An Ugg By Any Other Name ...

Looking for examples of globalization? What kind of shoes are you wearing?

A few weeks ago, I dragged—er, convinced  my husband, Steve, to accompany me to the American Indian Museum. (He was actually a pretty willing companion, in all fairness.) The featured exhibit was A Song for the Horse Nation, a look at horses in Native American cultures, which was truly spectacular. However, a side comment from Steve drew our attention to Identity By Design, which focused on Native women's dresses. While I was examining elaborate beadwork on a Sioux dress, I heard Steve exclaim over a pair of moccasin boots, "They look like those shoes!" He was referring to ugg boots from Australia—and with good reason. [Image Right: Beaded moccasin boots on display at the American Indian Museum.]

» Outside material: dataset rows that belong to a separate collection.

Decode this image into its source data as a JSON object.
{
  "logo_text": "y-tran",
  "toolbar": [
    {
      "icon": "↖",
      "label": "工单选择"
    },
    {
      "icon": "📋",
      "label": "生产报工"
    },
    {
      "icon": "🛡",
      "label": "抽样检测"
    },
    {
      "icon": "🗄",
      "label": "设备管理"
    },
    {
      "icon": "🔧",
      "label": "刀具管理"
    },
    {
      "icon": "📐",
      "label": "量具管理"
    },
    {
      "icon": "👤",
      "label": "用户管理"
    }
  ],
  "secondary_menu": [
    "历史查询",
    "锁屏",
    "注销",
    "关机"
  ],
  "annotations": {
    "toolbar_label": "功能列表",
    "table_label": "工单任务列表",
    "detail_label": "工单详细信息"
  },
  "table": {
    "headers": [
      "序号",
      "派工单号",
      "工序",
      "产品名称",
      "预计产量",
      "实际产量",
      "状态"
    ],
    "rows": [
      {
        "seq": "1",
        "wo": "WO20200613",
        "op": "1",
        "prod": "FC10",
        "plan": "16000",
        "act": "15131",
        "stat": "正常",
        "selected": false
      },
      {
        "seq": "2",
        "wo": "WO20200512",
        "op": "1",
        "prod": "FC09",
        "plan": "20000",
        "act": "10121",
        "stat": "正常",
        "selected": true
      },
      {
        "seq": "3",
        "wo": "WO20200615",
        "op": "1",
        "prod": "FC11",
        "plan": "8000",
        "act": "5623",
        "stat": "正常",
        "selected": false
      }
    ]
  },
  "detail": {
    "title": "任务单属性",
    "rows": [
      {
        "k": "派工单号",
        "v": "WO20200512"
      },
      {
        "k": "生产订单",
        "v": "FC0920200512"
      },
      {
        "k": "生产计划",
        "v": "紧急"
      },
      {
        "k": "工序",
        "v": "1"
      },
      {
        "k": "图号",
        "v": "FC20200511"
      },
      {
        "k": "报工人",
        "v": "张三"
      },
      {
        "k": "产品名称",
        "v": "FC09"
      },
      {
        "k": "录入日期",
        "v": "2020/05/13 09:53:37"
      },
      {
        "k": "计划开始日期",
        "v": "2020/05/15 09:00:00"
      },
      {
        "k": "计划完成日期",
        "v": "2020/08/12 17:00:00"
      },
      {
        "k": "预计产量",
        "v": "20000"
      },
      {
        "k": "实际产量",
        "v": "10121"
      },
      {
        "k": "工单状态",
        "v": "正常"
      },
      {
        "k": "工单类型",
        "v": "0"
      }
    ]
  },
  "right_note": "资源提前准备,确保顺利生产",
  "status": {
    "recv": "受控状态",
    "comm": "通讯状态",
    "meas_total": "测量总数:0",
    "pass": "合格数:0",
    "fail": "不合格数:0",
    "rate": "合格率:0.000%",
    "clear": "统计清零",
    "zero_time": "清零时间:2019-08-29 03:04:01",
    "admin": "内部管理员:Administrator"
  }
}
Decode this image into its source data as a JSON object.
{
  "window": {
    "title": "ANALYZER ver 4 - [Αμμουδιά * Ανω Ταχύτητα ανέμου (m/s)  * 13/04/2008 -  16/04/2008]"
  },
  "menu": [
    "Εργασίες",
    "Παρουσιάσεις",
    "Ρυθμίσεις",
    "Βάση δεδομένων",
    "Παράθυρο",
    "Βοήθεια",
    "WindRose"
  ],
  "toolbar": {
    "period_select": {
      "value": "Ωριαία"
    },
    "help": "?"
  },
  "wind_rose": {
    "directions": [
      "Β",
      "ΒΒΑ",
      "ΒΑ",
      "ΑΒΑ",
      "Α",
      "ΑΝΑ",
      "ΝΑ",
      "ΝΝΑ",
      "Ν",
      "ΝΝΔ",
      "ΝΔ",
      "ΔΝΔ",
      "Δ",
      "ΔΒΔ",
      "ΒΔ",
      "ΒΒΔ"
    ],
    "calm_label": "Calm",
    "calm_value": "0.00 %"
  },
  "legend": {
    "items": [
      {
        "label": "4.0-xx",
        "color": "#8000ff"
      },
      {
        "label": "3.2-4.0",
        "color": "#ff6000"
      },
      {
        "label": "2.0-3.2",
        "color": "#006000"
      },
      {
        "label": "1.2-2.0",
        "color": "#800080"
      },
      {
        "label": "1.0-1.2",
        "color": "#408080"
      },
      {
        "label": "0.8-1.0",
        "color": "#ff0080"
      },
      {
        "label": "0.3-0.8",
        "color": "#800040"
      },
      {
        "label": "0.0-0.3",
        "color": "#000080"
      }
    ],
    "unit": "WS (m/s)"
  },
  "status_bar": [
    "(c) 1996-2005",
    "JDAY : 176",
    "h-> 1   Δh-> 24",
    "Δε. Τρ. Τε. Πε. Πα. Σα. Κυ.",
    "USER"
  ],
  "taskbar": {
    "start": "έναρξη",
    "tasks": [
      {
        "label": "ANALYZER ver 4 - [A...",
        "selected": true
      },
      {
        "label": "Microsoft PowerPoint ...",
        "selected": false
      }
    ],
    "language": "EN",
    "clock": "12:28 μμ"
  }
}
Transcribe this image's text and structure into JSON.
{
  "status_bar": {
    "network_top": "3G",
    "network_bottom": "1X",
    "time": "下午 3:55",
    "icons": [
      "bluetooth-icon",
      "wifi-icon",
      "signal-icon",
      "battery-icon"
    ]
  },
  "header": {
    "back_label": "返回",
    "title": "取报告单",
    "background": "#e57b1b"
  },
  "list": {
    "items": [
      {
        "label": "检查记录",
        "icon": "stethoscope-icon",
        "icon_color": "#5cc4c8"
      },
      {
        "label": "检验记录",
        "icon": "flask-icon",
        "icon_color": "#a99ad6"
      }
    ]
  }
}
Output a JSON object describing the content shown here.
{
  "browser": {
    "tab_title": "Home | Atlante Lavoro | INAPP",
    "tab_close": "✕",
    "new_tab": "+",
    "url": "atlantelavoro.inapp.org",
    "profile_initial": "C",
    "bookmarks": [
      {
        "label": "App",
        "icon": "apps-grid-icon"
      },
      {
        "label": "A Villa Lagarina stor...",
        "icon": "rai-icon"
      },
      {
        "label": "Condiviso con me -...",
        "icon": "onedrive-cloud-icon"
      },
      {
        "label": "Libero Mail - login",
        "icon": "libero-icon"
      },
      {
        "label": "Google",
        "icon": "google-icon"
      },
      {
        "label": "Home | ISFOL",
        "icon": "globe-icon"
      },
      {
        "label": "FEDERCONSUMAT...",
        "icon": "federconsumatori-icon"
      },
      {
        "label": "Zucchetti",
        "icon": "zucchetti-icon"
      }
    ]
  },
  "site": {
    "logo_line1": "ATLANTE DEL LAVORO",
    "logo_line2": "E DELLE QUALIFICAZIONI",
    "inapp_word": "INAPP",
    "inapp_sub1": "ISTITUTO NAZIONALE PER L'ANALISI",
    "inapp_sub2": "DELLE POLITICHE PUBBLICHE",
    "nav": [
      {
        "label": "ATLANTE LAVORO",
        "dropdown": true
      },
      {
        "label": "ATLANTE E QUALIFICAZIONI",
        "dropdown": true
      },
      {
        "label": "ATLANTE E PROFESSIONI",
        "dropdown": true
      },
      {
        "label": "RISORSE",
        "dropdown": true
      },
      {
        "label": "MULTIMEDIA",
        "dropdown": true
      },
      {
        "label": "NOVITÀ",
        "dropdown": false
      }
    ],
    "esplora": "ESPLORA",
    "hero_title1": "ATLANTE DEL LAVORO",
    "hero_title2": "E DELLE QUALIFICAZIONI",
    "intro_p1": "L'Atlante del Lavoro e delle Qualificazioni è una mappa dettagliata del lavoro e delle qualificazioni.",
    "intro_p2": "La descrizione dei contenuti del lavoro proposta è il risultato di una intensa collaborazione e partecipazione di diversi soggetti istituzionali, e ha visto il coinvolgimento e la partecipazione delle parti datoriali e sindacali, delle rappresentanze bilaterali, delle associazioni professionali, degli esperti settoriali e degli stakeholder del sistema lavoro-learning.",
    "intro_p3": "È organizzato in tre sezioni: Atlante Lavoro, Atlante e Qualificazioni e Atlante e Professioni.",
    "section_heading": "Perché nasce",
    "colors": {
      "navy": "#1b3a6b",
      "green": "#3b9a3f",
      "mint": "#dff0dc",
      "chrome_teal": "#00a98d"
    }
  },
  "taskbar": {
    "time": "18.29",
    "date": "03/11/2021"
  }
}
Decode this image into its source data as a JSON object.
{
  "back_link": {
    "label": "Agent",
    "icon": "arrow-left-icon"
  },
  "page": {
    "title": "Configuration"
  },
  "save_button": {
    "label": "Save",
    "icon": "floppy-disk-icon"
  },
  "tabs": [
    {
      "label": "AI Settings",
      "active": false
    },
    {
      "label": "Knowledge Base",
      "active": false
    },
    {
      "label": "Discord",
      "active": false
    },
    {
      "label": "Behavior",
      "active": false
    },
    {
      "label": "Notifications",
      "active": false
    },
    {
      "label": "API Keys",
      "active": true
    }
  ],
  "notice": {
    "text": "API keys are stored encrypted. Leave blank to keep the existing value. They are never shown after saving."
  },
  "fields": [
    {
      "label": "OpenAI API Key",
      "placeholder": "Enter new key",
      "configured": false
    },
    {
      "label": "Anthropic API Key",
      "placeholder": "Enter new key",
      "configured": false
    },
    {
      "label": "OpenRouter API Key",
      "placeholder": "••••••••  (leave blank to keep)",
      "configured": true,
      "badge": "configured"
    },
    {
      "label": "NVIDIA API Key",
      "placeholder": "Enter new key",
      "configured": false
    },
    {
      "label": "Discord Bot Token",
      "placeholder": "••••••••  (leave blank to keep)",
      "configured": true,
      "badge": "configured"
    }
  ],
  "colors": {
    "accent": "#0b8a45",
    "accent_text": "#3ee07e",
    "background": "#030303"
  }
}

The word moccasin is Algonquin for shoe. The Algonquins were likely the first tribe early settlers encountered, and the word became generally applied. Moccasins were made from soft leather and sewn together by sinew. They were actually common to all Native American tribes, but were also adopted by hunters, traders, and European settlers for their durability, comfort, and adaptability. Like all clothing, moccasins offered an opportunity for cultural expression: though similarly constructed, the designs on the shoes could reveal tribal affiliation. Moccasin boots were developed by Native women as a way to preserve their modesty. Originally, they wore moccasins with high tops or leggings. The leggings were eventually sewn into the moccasins for a seamless look, and thus moccasin boots were introduced to fashion. As a testament to their design and beauty, moccasins remain popular today both among Native people and fashionistas. [Image Left: Moccasins with built-in leggings.]

To understand the possible connection between ugg boots and moccasins, we need to journey to Australia from whence the famous brand hails. Sheep shearers wear a type of moccasin which helps minimize slips and falls. One manufacturer of ugg boots credits sheep shearers with creating the name given to the popular boots:
(T)he word “ugg” is short for ‘ugly’, and dates back to the 1920’s when shearers used to wrap sheepskin around their feet to keep warm in the sheds. In fact the humble ugg boot, now a popular fashion item, was traditionally considered dowdy.
Dowdy, huh? Don't let the fashion industry hear you. (I like shoes. Okay, really, I love shoes. But even I have a hard time with these boots.) Anyway, history tells us that uggs were worn by pilots in WWI to keep their feet warm and by surfers in the 1960s for the same reason (after they got out of the water, of course). How could this type of footwear have traveled to Australia? It's not really such a stretch of the imagination to envision these comfy new shoes leaving the New World with hunters and traders in the 18th- and 19th-centuries. Australia is an environmentally diverse continent, with both deserts and rain forests, so it seems to make sense that this type of shoe would be an asset in this environment. The Native Americans lined them with different furs to increase their warmth and substituted different materials for the soles to increase durability—these shoes were very versatile.

Uggs became a sensation in the United States when they garnered press from fashion magazines following the latest trends mandated by celebrities. Many though don't quite see the appeal of these lined boots. I spotted a fellow LIRR commuter wearing a pair recently. After the obligatory exchange of good mornings, I complimented her on her boots and asked if they were really as comfortable as I had heard others claim. Her enthusiasm nearly blew me onto the tracks. Seriously. "They're so warm! I don't know how I got along without them! You have to get a pair!" [Image Left: Pair of moccasins gifted to President Ulysses S. Grant © Smithsonian Institute Press.]

Hmm. It seems that the basic appeal of moccasins survived the transition to ugg mass production—even if the beauty seemed to have been left behind. And it gives us a little bit of trade history along the way.

Love 'em or hate 'em, uggs are one way to investigate global trade and the survival of traditional attire (that has been re-appropriated). I've investigated globalism at the supermarket, now it's your turn: Have you seen any "exotic" products around lately? Or surprised to find an article from your culture/tradition in the mainstream? Share below. [Image Right: Child-sized Uggs.]